The Swiss offered two reasons for their decision. One, they “blamed U.S. authorities for having failed to provide confidential testimony about Polanski’s sentencing procedure in 1977-1978.” And two, they cited “national interests.” What, someone suggested they might face adverse consequences of some sort if they extradited Polanski? This is way too vague.

What a great way to wake up on a Monday morning! The idea of the pitchforkers — the Big Hollywood team especially — being all purple-faced and swearing and punching their refrigerator doors over this matter is almost too delicious to contemplate.

I’m not joyful over the world now being a safer place for foul men who might want to take advantage of children — that’s not what this is about.

This is about the fact — in my head, at least — that the LA District Attorney’s office had totally forgotten about Polanski for the better part of 30 years, and had only engineered Polanski’s arrest Zurich and the Swiss extradition request because they became agitated by Marina Zenovich‘s Roman Polanski: Wanted and Desired, which reminded that the application of LA justice had been (and might still be) corrupt, political, ego-driven and obstinate in the face of damaging facts.

This is also about the Swiss doing something they’re not exactly known for — i.e., acting like men.

“The 76-year-old French-Polish film director Roman Polanski will not be extradited to the USA,” the ministry said in a statement sometime around noon today. “The freedom-restricting measures against him have been revoked.”

Polanski’s lawyer Herve Temime said the director was still at his Swiss chalet in the resort of Gstaad, where he has been held under house arrest since December.

“Mr. Polanski can now move freely,” Justice Minister Eveline Widmer-Schlumpf declared. “Since 12:30 today he’s a free man.”

From a HuffPost summary: “Approving extradition had seemed the likeliest scenario after Polanski was arrested on Sept. 26 as he arrived in Zurich to receive a lifetime achievement award from a film festival. Polanski had also suffered a series of legal setbacks this year in California courts.

Widmer-Schlumpf said the decision was not meant to excuse Polanski’s crime, saying the issue was “not about deciding whether he is guilty or not guilty.”

It all started with Polanski’s arrest in Zurich on 9.26.09. Here’s the first HE post on the subject — “Cheap Swiss Theatrics.” On 9.28 I ran another posting called “Polanski Wars.”

In a 9.2.09 Newser piece, Michael Wolff explained the basics.

“Prosecutors ignored Polanski for 30 years because it was a terrible case in which the prosecutor’s office and the sitting judge, in the interest of getting publicity for themselves, had conducted themselves in all variety of dubious ways. But then, last year, a documentary, Roman Polanski: Wanted and Desired, came out detailing all this dubiousness.
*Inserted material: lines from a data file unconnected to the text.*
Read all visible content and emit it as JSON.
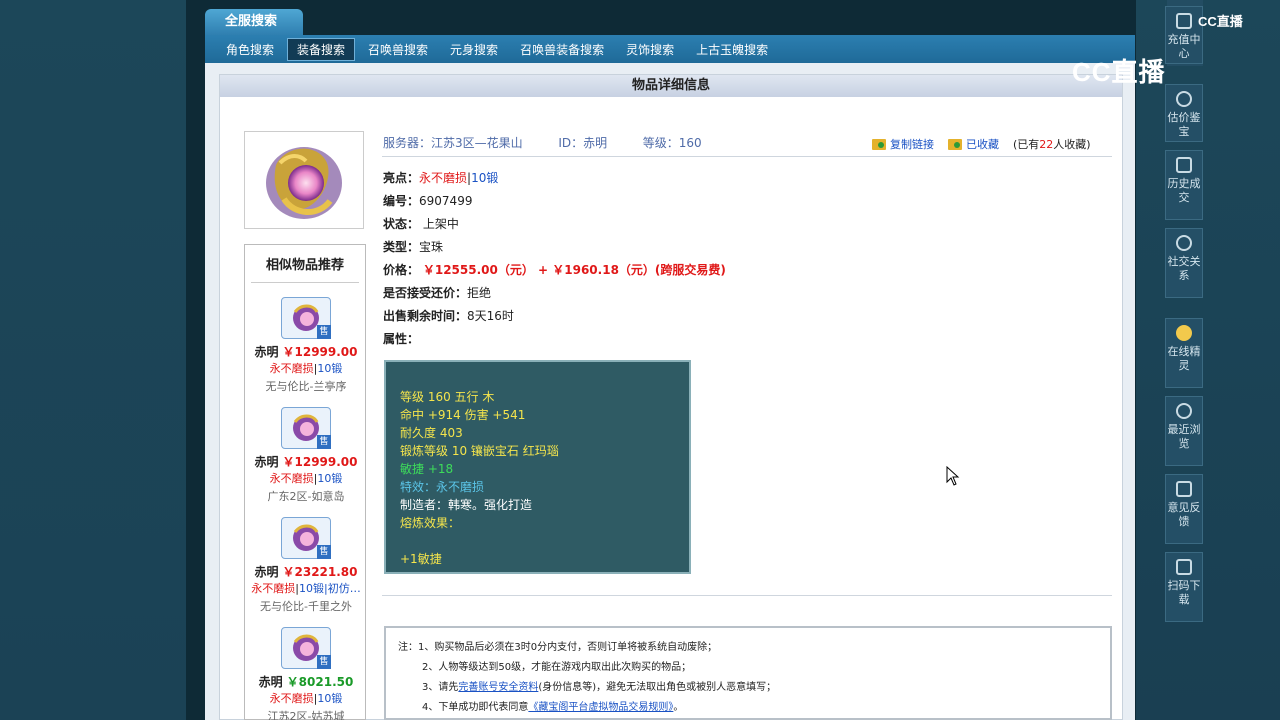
{
  "nav": {
    "top_tab": "全服搜索",
    "sub_tabs": [
      "角色搜索",
      "装备搜索",
      "召唤兽搜索",
      "元身搜索",
      "召唤兽装备搜索",
      "灵饰搜索",
      "上古玉魄搜索"
    ],
    "active_sub_tab": "装备搜索"
  },
  "detail": {
    "header": "物品详细信息",
    "server_label": "服务器：",
    "server_value": "江苏3区—花果山",
    "id_label": "ID：",
    "id_value": "赤明",
    "level_label": "等级：",
    "level_value": "160",
    "copy_link": "复制链接",
    "collected": "已收藏",
    "collect_prefix": "(已有",
    "collect_count": "22",
    "collect_suffix": "人收藏)",
    "highlight_label": "亮点：",
    "highlight_red": "永不磨损",
    "highlight_sep": "|",
    "highlight_blue": "10锻",
    "serial_label": "编号：",
    "serial_value": "6907499",
    "status_label": "状态：",
    "status_value": "上架中",
    "type_label": "类型：",
    "type_value": "宝珠",
    "price_label": "价格：",
    "price_value": "￥12555.00（元） + ￥1960.18（元）(跨服交易费)",
    "bargain_label": "是否接受还价：",
    "bargain_value": "拒绝",
    "remaining_label": "出售剩余时间：",
    "remaining_value": "8天16时",
    "attr_label": "属性："
  },
  "attributes": {
    "line1": "等级 160  五行 木",
    "line2": "命中 +914 伤害 +541",
    "line3": "耐久度 403",
    "line4": "锻炼等级 10  镶嵌宝石 红玛瑙",
    "line5": "敏捷 +18",
    "line6": "特效：永不磨损",
    "line7": "制造者：韩寒。强化打造",
    "line8": "熔炼效果：",
    "line9": "+1敏捷"
  },
  "similar": {
    "title": "相似物品推荐",
    "sell_badge": "售",
    "items": [
      {
        "name": "赤明",
        "price": "￥12999.00",
        "tag_red": "永不磨损",
        "sep": "|",
        "tag_blue": "10锻",
        "extra": "",
        "server": "无与伦比-兰亭序"
      },
      {
        "name": "赤明",
        "price": "￥12999.00",
        "tag_red": "永不磨损",
        "sep": "|",
        "tag_blue": "10锻",
        "extra": "",
        "server": "广东2区-如意岛"
      },
      {
        "name": "赤明",
        "price": "￥23221.80",
        "tag_red": "永不磨损",
        "sep": "|",
        "tag_blue": "10锻",
        "extra": "|初仿…",
        "server": "无与伦比-千里之外"
      },
      {
        "name": "赤明",
        "price": "￥8021.50",
        "tag_red": "永不磨损",
        "sep": "|",
        "tag_blue": "10锻",
        "extra": "",
        "server": "江苏2区-姑苏城"
      }
    ]
  },
  "notes": {
    "prefix": "注：",
    "n1": "1、购买物品后必须在3时0分内支付，否则订单将被系统自动废除；",
    "n2": "2、人物等级达到50级，才能在游戏内取出此次购买的物品；",
    "n3_a": "3、请先",
    "n3_link": "完善账号安全资料",
    "n3_b": "(身份信息等)，避免无法取出角色或被别人恶意填写；",
    "n4_a": "4、下单成功即代表同意",
    "n4_link": "《藏宝阁平台虚拟物品交易规则》",
    "n4_b": "。"
  },
  "sidebar": {
    "items": [
      "充值中心",
      "估价鉴宝",
      "历史成交",
      "社交关系",
      "在线精灵",
      "最近浏览",
      "意见反馈",
      "扫码下载"
    ]
  },
  "watermark": {
    "big": "CC直播",
    "small": "CC直播"
  }
}
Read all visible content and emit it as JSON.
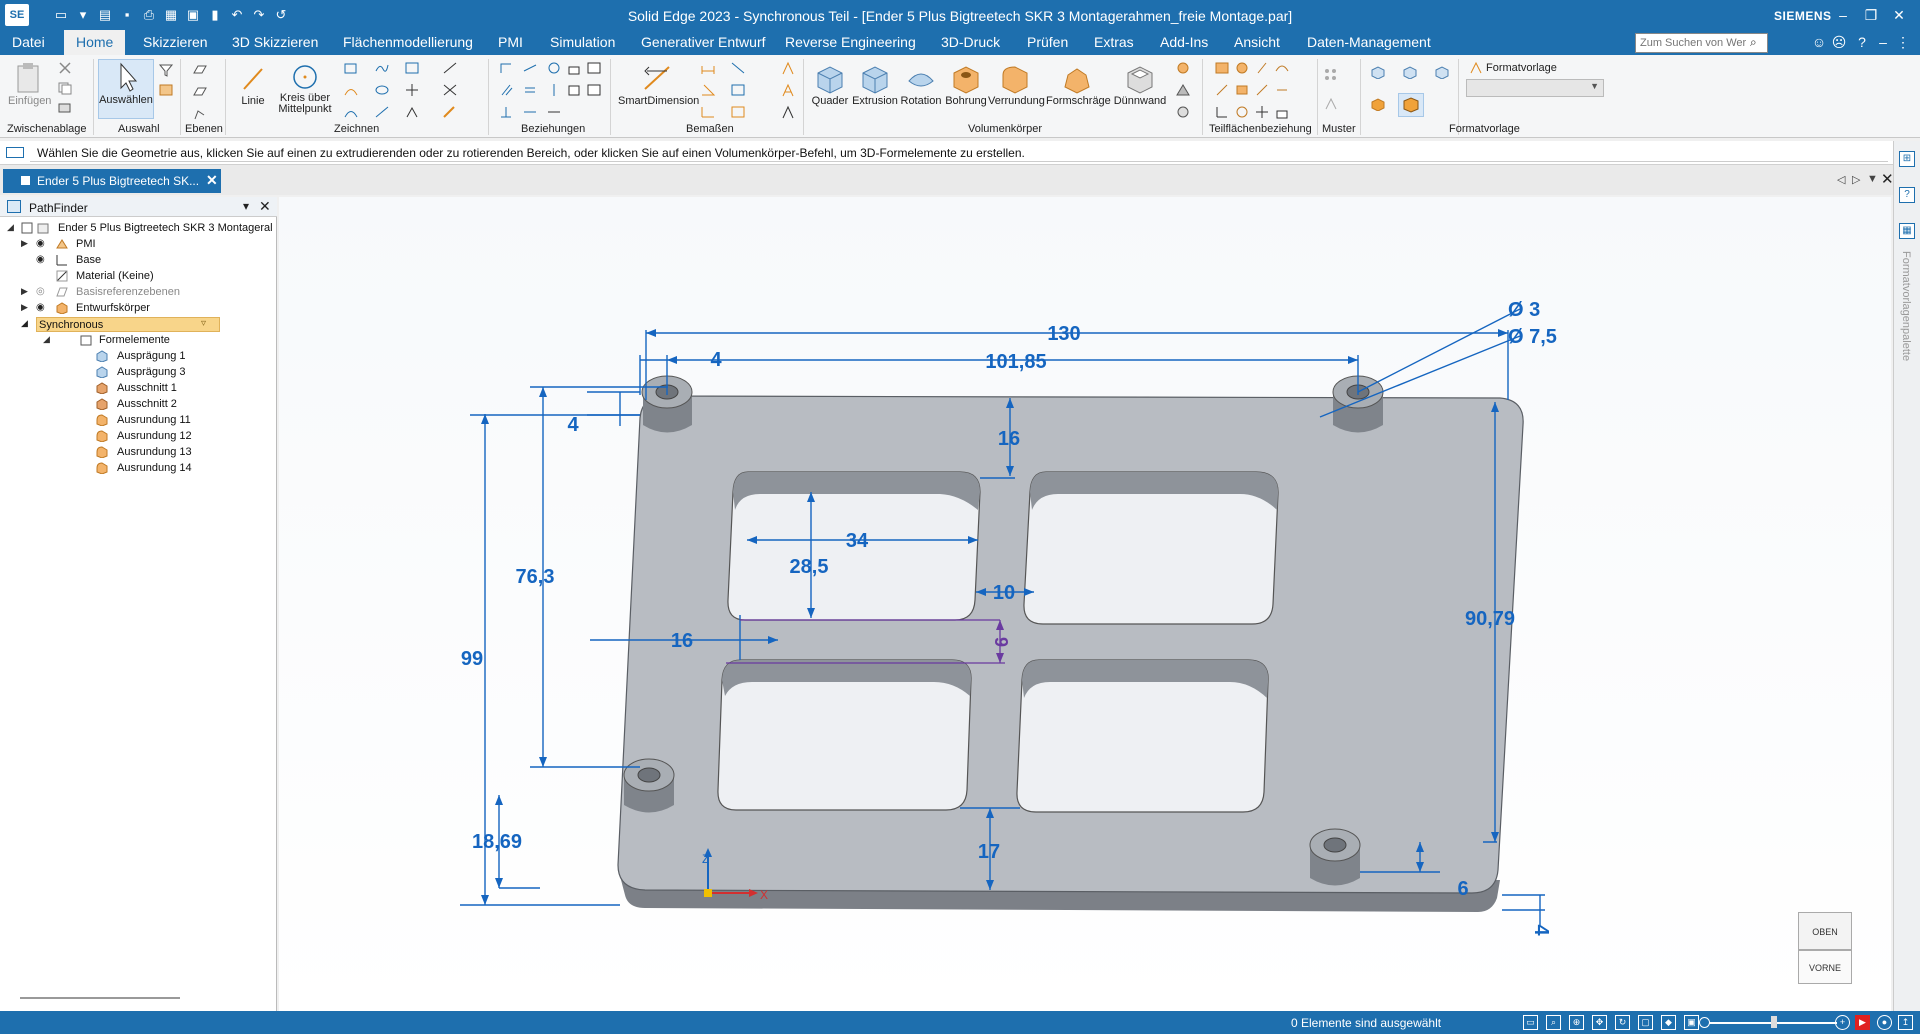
{
  "app": {
    "icon_label": "SE",
    "title": "Solid Edge 2023 - Synchronous Teil - [Ender 5 Plus Bigtreetech SKR 3 Montagerahmen_freie Montage.par]",
    "brand": "SIEMENS"
  },
  "quick_access": [
    "new-file-icon",
    "open-icon",
    "save-icon",
    "print-icon",
    "undo-icon",
    "redo-icon"
  ],
  "menu": {
    "tabs": [
      "Datei",
      "Home",
      "Skizzieren",
      "3D Skizzieren",
      "Flächenmodellierung",
      "PMI",
      "Simulation",
      "Generativer Entwurf",
      "Reverse Engineering",
      "3D-Druck",
      "Prüfen",
      "Extras",
      "Add-Ins",
      "Ansicht",
      "Daten-Management"
    ],
    "active_tab": "Home",
    "search_placeholder": "Zum Suchen von Wer"
  },
  "ribbon": {
    "buttons": {
      "einfuegen": "Einfügen",
      "auswaehlen": "Auswählen",
      "linie": "Linie",
      "kreis_line1": "Kreis über",
      "kreis_line2": "Mittelpunkt",
      "smartdimension": "SmartDimension",
      "quader": "Quader",
      "extrusion": "Extrusion",
      "rotation": "Rotation",
      "bohrung": "Bohrung",
      "verrundung": "Verrundung",
      "formschraege": "Formschräge",
      "duennwand": "Dünnwand",
      "formatvorlage": "Formatvorlage"
    },
    "groups": {
      "zwischenablage": "Zwischenablage",
      "auswahl": "Auswahl",
      "ebenen": "Ebenen",
      "zeichnen": "Zeichnen",
      "beziehungen": "Beziehungen",
      "bemassen": "Bemaßen",
      "volumenkoerper": "Volumenkörper",
      "teilflaechenbeziehung": "Teilflächenbeziehung",
      "muster": "Muster",
      "formatvorlage": "Formatvorlage"
    }
  },
  "prompt": "Wählen Sie die Geometrie aus, klicken Sie auf einen zu extrudierenden oder zu rotierenden Bereich, oder klicken Sie auf einen Volumenkörper-Befehl, um 3D-Formelemente zu erstellen.",
  "document_tab": "Ender 5 Plus Bigtreetech SK...",
  "pathfinder": {
    "title": "PathFinder",
    "root": "Ender 5 Plus Bigtreetech SKR 3 Montageral",
    "nodes": {
      "pmi": "PMI",
      "base": "Base",
      "material": "Material (Keine)",
      "basisreferenzebenen": "Basisreferenzebenen",
      "entwurfskoerper": "Entwurfskörper",
      "synchronous": "Synchronous",
      "formelemente": "Formelemente"
    },
    "features": [
      "Ausprägung 1",
      "Ausprägung 3",
      "Ausschnitt 1",
      "Ausschnitt 2",
      "Ausrundung 11",
      "Ausrundung 12",
      "Ausrundung 13",
      "Ausrundung 14"
    ]
  },
  "right_panel_label": "Formatvorlagenpalette",
  "dimensions": {
    "d130": "130",
    "d101_85": "101,85",
    "d4_top": "4",
    "d4_left": "4",
    "dia3": "Ø 3",
    "dia7_5": "Ø 7,5",
    "d16_top": "16",
    "d34": "34",
    "d28_5": "28,5",
    "d10": "10",
    "d16_left": "16",
    "d9": "9",
    "d76_3": "76,3",
    "d99": "99",
    "d18_69": "18,69",
    "d17": "17",
    "d90_79": "90,79",
    "d6": "6",
    "d4_bottom": "4"
  },
  "axes": {
    "z": "Z",
    "x": "X"
  },
  "view_cube": {
    "top": "OBEN",
    "front": "VORNE"
  },
  "status": {
    "text": "0 Elemente sind ausgewählt"
  },
  "colors": {
    "accent": "#1e6fae",
    "dimension": "#1565c0",
    "part": "#b9bdc3",
    "selection": "#6a3aa0"
  }
}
So the first motivation for going after Polanski now, as it so often is with prosecutors, is revenge — Polanski and this film makes the DA look bad.

“The second is that the documentary reminded everybody that the LA prosecutor must be turning a blind eye to Polanski, wandering freely in Europe — hence the arrest now is the prosecutor covering his ass.

“The third is — and it’s curiously the success of the documentary that made the LA prosecutor’s office realize the brand name significance of the case — press. The headlines now sweeping the world are the prosecutor’s ultimate benefit. Many careers are suddenly advanced.

“It could tell us quite a lot about the real motivations and real interest in Roman Polanski in the LA prosecutor’s office, about the sudden enthusiasm for Polanski’s capture and the convenient timing of it, if we just got the date and time — Polanski’s lawyers can certainly get this information through discovery requests — when they began to Google him, and when they set up the first alert.

“Among all media whores, there is none so greedy and mendacious as a prosecutor.”

In a brilliant 10.1.09 piece called “The Roman Area,” Phil Nugent wrote the following:

“Polanski may be a sleazeball, but nobody thinks he’s a menace to society — one big difference between then and now is that nobody working for his prosecution can seriously think they’re working to prevent him from doing this again — so the spectacle of his detainment and possible future prosecution can only appeal to that lizard part of the brain that thinks that the justice system has nothing to do with protecting society and everything to do with punishing those we disapprove of.

“This isn’t, or shouldn’t be, about how much of your pity you want to lavish on monsters. It’s about whether, in a country with the largest and most overcrowded prison system in the world, we want to apply any practical considerations at all to who goes and stays into a cell or if we just want to use the system to luxuriate in our capacity for blood lust.”